Gadgets Magazine

Consoleception: You Can Play Your PS4 Through Your Xbox One

Posted on the 25 September 2013 by Palmgear @PalmgearBlog

At the Tokyo Game Show this past week, Microsoft got a question about whether or not the Xbox One’s HDMI-In capability will support the ability to run its rival, the PlayStation 4. Xbox senior director of product management and planning Albert Panello dodged the question at first, but later on his presentation said:

“Any application can be snapped to a game…this could be the live TV feed, so if you wanted to be playing Ryse and Killzone at the same time, you could snap that.”

Killzone, of course, being a PlayStation exclusive.

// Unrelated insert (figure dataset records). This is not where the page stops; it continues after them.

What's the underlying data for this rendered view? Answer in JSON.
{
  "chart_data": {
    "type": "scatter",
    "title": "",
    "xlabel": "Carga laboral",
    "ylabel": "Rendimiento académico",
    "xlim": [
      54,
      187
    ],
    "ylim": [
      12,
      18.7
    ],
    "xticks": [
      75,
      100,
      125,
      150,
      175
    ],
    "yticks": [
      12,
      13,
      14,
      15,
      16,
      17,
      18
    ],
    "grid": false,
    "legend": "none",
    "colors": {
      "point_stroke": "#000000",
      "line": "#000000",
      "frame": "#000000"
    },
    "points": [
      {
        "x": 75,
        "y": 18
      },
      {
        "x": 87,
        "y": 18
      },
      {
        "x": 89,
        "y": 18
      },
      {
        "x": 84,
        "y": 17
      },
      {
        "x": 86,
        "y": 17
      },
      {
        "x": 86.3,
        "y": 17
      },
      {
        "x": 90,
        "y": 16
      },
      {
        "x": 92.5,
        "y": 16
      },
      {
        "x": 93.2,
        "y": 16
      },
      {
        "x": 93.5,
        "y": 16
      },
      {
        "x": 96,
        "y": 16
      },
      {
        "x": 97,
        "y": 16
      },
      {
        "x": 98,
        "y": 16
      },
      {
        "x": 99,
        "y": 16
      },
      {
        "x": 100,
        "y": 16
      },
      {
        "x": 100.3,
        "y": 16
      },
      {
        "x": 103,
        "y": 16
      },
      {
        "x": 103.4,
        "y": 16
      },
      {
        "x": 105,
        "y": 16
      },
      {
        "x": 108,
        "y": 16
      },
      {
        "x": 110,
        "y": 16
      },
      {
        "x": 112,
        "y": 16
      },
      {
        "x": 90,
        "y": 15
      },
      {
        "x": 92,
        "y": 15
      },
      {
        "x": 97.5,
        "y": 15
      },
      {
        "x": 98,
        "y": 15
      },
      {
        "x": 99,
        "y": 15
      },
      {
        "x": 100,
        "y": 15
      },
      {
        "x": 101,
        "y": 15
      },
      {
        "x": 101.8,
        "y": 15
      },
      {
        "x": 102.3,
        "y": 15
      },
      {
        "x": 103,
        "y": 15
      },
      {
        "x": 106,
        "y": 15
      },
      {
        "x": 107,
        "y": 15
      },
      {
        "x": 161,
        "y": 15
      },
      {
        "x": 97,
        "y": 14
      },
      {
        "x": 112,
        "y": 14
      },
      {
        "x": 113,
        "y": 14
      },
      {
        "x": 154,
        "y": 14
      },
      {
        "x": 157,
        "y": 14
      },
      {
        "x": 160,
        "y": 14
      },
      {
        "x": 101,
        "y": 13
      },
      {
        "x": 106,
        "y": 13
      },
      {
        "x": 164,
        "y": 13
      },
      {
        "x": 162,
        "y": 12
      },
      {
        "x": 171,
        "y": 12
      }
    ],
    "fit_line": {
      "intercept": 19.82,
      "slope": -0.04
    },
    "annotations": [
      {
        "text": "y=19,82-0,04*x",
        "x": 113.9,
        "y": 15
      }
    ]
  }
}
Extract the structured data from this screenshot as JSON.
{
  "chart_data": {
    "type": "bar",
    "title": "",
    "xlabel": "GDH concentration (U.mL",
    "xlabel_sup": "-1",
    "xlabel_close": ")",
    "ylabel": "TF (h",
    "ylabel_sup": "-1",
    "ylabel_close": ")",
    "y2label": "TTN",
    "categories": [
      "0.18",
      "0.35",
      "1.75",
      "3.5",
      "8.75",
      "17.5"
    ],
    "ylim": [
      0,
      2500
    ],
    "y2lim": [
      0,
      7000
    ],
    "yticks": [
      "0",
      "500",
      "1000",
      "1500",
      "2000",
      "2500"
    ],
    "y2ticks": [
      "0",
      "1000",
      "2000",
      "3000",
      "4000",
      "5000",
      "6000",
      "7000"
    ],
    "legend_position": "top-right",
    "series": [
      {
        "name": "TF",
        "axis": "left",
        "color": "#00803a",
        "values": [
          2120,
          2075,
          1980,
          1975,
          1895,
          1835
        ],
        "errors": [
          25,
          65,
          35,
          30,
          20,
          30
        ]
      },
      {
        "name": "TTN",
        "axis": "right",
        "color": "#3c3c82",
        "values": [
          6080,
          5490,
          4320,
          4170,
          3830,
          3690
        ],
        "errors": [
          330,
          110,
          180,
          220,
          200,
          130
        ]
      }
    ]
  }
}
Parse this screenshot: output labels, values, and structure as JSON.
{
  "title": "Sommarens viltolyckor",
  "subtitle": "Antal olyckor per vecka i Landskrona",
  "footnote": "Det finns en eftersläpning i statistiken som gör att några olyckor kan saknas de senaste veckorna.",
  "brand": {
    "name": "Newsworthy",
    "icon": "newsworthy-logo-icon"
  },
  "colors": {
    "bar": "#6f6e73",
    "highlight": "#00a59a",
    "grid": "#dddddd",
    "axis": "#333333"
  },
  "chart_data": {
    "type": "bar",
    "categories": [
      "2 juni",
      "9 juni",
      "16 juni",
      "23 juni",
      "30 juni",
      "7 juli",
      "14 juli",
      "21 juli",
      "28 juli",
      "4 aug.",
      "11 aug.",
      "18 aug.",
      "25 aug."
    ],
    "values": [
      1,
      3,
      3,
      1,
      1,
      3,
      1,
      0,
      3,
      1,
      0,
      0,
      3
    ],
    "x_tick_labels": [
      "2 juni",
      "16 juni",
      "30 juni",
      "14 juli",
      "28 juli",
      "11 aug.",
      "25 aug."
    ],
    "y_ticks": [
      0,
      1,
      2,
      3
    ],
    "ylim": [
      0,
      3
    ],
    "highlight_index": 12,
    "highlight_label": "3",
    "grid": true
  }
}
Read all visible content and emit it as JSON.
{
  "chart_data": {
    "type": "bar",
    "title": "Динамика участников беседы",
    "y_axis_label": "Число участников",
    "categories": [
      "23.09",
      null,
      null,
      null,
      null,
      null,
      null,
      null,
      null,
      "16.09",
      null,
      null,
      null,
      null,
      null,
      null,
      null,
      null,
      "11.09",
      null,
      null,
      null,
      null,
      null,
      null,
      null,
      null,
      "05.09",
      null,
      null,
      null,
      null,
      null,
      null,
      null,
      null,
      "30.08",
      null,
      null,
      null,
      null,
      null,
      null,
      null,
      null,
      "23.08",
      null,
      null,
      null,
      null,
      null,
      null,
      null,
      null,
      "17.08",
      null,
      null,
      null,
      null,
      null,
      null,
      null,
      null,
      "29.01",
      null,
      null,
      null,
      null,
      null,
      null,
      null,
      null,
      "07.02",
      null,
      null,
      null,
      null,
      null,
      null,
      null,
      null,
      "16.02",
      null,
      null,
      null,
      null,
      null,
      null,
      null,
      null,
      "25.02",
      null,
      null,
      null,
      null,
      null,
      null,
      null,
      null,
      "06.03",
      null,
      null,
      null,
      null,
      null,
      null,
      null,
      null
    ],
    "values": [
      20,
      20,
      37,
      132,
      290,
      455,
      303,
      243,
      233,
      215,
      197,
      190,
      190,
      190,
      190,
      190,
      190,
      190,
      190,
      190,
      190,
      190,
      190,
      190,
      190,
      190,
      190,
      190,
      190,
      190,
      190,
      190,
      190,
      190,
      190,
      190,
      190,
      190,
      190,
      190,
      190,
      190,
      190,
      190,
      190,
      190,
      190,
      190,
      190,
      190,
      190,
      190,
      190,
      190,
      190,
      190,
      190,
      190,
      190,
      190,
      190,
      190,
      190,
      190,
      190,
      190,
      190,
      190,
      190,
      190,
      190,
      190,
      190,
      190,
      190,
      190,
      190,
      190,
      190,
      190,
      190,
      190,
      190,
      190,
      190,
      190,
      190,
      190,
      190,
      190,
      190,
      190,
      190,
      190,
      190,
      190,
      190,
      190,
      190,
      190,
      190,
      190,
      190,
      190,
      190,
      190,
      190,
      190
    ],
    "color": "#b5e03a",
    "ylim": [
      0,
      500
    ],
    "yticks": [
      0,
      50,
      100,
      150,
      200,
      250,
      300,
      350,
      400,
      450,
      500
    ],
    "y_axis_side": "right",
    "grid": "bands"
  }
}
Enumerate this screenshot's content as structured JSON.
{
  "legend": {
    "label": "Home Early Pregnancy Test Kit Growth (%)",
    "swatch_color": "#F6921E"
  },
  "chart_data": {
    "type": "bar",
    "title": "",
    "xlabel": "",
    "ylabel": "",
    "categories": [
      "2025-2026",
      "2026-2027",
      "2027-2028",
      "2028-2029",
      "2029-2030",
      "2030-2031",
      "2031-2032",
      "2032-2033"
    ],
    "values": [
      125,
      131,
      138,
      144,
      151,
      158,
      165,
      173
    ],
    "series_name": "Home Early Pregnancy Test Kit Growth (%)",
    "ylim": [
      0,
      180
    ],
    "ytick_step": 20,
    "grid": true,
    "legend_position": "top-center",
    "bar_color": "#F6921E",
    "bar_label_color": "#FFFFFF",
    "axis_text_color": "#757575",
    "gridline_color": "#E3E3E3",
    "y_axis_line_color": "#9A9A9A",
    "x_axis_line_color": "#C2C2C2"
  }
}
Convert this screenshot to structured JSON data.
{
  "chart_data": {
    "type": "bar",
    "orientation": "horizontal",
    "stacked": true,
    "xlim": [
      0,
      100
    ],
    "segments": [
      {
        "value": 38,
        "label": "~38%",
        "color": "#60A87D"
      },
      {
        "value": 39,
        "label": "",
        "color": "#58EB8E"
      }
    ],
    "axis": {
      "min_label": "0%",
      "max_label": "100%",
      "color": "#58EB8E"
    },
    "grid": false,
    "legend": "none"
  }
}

The rumored idea was that the Xbox One might possibly block the PS4′s signal, even though any HDMI device is suppose to work through its input. It would have been a dig at Sony, but a rather unnecessary and mean-spirited one. It also would have stripped functionality from their console for no reason.

I’m still not convinced about the whole “snapping” system of the Xbox One being terribly useful. Yes, it’s cool that you can use Kinect gestures or voice commands to switch inputs or put a One game side by side with a TV show, Skype call or apparently even a PS4 game, but how useful is that really?

Even in households where members are constantly fighting over the TV, I’m not sure if this solution is really a solution. It reminds me of picture-in-picture, a feature that used to be quite big on TVs, but sort of faded away over time as really no one ever used it. I even remember my old rear projection TV that could play Xbox on the big screen and watch TV in the tiny inset PIP window, or vice versa. Granted, I couldn’t activate it with gestures, but the idea isn’t all that new.

And really, all splitting the screen does is make both parties have an unsatisfying viewing experiences with smaller or obstructed screens, and only one gets sound. I think Nintendo’s “transfer to gamepad” system is more useful if we’re talking about families fighting over the TV. As for input switching? I’m still not sold on the fact that it’s just such a chore to press a singular input button on my TV remote control that I need an entirely new gesture or voice-based system to do it instead.

Playing PS4 through your Xbox One sounds cool in theory, but I don’t know if it’s much more than a gimmick. Whether you’re plugging your PS4 HDMI into your TV or your Xbox, it’s really not going to affect how  you use the system 99% of the time. These are features that sound like advancements, but I’m wondering if they really contribute anything meaningful to the living room experience.